This door you might not open, and you did;
So enter now, and see for what slight thing
You are betrayed…. Here is no treasure hid
No cauldron, no clear crystal mirroring
The sought-for truth, no heads of women slain
For greed like yours, no writhings of distress
But only what you see…. Look yet again-
An empty room, cobwebbed and comfortless
Yet this alone out of my life I kept
Unto myself, lest any know me quite;
And you did so profane me when you crept
Unto the threshold of this room to-night
That I must never more behold your face.
This now is yours. I seek another place.
The writer of the previous post is obviously unfamiliar with Bluebeard, the fictional ladykiller–literally–who hid his many murdered wives in a locked room.

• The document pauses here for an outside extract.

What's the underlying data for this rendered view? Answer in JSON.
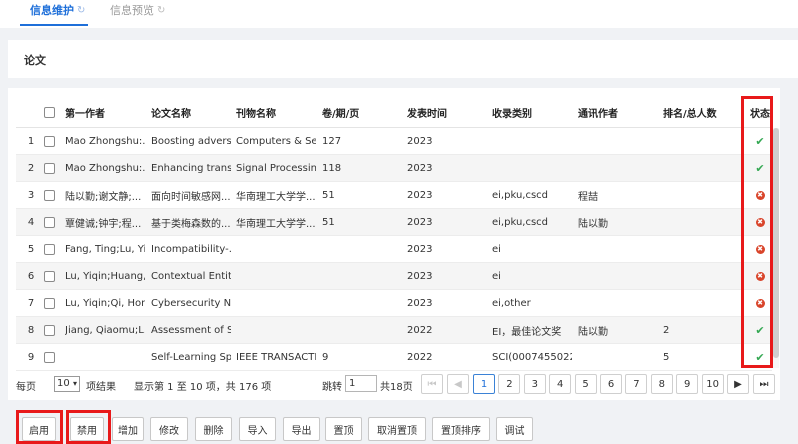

Literally, the poem is a retelling of Bluebeard’s tale with an alternate ending (although the Bluebeard story could simply be a conceit, a metaphor to conceptualize the speaker’s situation). The “Bluebeard” figure is reconstructed as a victim of mental and emotional trespass; the entered room is not a chamber of horros but an emblem of invaded solitude. The gruesome fairytale is transformed into a relationship crisis. Since Bluebeard is the starring character in the poem’s sustained metaphor, the title is perfectly apt.
the name “bluebeard” doesn’t make any sence it doesn’t go with the poem thats written!!!